Claire Bélisle demande quant à elle : « Est-ce la lecture ou le papier qui est menacé ? », et déplace le débat du « lit-on ? » au « comment lit-on ? ». Certes, les processus cognitifs changent face à l’écran, mais ce n’est pas la première évolution : il y a eu celle d’une lecture à haute voix vers une lecture silencieuse, celle d’une lecture méditation vers une lecture réflexion, celle d’une lecture de compréhension vers une lecture d’information. Claire Bélisle ajoute que chaque invention appelle sa « panoplie d’aides à la lecture ». En effet, l’imprimerie avait abouti à ses débuts à une régression dans la présentation des textes. Il a donc fallu inventer paragraphes et ponctuation pour aider à lire l’imprimé. Pour pallier la surcharge cognitive sur le support numérique, des aménagements se feront. Tirer parti de la profusion des connaissances sur ce support est tout l’enjeu actuel.
La question du livre numérique a été abordée du point de vue des formats : ne conçoit-on pas une réplique du livre imprimé sans explorer de nouvelles possibilités ? Alban Cerisier a évoqué la complexité technique qui consiste à intégrer le dialogue avec l’image, par exemple dans le cas du Petit Prince. C’est peut-être ce qui explique que 83 % des personnes interrogées n’avaient pas l’intention de télécharger un livre en 2008.

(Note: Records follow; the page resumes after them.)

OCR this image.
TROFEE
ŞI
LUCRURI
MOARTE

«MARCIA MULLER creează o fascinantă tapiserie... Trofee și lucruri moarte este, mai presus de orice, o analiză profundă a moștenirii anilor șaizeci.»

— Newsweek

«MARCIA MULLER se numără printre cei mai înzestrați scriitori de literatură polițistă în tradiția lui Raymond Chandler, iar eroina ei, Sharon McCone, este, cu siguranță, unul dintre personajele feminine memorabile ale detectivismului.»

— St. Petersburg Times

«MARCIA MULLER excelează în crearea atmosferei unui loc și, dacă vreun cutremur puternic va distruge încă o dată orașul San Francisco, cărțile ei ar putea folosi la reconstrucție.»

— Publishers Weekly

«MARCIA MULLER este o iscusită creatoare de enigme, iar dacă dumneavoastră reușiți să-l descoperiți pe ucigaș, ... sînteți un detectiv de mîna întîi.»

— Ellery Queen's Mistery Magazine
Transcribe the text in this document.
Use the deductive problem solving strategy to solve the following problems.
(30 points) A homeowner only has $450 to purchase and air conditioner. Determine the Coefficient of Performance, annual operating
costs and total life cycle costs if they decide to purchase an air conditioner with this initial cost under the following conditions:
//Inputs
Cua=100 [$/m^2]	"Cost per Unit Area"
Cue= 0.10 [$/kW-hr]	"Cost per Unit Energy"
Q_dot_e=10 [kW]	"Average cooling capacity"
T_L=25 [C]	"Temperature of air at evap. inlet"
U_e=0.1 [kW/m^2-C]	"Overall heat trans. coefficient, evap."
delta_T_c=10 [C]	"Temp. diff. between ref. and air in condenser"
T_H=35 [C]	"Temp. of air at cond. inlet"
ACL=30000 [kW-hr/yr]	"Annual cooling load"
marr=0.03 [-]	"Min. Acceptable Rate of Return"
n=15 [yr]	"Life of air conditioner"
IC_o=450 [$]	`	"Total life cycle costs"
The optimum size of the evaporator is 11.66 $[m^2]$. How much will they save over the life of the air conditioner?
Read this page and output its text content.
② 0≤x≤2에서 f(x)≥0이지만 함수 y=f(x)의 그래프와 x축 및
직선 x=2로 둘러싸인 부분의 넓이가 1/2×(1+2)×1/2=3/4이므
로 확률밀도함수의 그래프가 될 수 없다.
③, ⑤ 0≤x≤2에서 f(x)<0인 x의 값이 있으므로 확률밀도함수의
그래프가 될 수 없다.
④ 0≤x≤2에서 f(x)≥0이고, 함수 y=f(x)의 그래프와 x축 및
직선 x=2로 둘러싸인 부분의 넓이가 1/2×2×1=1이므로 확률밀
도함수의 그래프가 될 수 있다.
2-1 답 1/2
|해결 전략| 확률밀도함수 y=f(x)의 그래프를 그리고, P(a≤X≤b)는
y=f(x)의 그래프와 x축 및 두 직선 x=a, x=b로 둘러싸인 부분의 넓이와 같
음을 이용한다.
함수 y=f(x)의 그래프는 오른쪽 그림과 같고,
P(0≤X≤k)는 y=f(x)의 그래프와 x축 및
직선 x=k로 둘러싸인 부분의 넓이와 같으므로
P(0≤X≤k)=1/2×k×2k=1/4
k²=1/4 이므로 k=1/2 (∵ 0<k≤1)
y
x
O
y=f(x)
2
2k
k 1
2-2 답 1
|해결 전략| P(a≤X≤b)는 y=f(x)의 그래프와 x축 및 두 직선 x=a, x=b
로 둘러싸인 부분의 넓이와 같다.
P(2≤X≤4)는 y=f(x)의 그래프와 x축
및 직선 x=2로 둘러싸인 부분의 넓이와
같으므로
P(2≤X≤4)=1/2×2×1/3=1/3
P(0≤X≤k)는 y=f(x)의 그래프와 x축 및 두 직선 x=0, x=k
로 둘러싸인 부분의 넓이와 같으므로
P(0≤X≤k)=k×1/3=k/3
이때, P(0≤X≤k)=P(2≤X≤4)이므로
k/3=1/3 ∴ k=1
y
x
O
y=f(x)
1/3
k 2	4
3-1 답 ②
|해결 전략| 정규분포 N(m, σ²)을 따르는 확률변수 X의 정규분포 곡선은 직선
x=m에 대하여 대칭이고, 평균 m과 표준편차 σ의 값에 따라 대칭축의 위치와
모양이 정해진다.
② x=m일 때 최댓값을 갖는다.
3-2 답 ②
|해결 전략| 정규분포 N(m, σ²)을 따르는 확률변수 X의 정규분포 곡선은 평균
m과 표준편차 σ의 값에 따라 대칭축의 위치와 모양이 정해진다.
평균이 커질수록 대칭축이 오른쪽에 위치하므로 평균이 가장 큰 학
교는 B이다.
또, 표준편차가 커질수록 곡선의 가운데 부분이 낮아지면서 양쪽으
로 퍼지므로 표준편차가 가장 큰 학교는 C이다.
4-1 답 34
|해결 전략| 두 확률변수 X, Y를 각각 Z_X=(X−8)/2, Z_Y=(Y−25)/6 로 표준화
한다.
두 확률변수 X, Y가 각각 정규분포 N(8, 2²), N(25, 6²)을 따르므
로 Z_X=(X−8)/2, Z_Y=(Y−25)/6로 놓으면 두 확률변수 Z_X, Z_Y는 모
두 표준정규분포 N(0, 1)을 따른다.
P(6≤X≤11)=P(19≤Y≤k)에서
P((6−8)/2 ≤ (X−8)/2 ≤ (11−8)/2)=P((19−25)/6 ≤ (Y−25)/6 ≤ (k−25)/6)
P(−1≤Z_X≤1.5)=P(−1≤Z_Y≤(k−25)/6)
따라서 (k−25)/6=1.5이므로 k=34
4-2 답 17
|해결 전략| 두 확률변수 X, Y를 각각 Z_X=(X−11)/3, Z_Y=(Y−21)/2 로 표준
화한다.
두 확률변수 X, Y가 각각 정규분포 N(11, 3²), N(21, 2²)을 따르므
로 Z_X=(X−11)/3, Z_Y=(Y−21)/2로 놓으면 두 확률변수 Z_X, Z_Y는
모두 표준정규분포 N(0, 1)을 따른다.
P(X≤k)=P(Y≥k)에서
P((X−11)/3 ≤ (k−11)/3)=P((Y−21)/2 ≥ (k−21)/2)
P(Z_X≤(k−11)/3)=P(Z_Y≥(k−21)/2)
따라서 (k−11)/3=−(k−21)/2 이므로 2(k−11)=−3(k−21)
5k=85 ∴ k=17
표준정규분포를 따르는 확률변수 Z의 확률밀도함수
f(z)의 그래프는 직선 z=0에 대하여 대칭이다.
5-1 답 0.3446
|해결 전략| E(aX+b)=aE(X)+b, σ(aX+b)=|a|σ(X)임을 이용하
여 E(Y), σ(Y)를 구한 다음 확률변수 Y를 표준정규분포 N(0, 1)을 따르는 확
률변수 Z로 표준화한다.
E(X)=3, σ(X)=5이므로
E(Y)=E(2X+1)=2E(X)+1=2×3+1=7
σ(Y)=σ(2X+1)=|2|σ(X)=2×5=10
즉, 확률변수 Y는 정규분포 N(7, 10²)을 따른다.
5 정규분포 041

Des bibliothécaires qui peuvent agir
Le rôle des bibliothèques évolue en conséquence, comme le rappellent Alain Patez et Christophe Evans : l’autocritique est palpable à l’intérieur des réseaux professionnels. De même que Max Butlen, au début de la journée d’étude, avait évoqué la création des BCD (bibliothèques centres de documentation) et des CDI (centres de documentation et d’information) dans le système scolaire pour dynamiser la politique d’offre de lecture, Christophe Evans a défini les orientations actuelles envisagées pour s’adapter au nouvel environnement : la « prescription verticale » doit être rejetée au profit de médiations indirectes ; il est nécessaire également de « débureaucratiser » les bibliothèques. Un programme qui implique concrètement de déscolariser leur image, de modifier les cadres et les modes de relation (être à côté plutôt que face à face), de tenir compte des sociabilités réelles, de ne plus être un « stock » de livres bien classés mais d’être dans une culture de flux. Le prêt illimité est mis en avant.
Un débat de société
Si la lecture a été envisagée pour elle-même, la dimension sociale de cette pratique a surtout été soulignée par Jean-Claude Zylberstein, qui y voit une sorte d’« ascenseur social et personnel », un instrument de réussite. La concrétisation de cet idéal, qui ne s’oppose en rien au plaisir évoqué par tous les intervenants, est peut-être menacée par le recul de la lecture approfondie, fait qu’a déploré Bruno Racine qui concluait la journée. Mais le président de la BnF refuse d’être nostalgique. S’il a soutenu que l’objet livre a atteint « un point de perfection » qui séduit les lecteurs, il a convié les auditeurs à rester ouverts à la culture de l’écran et à ses potentialités.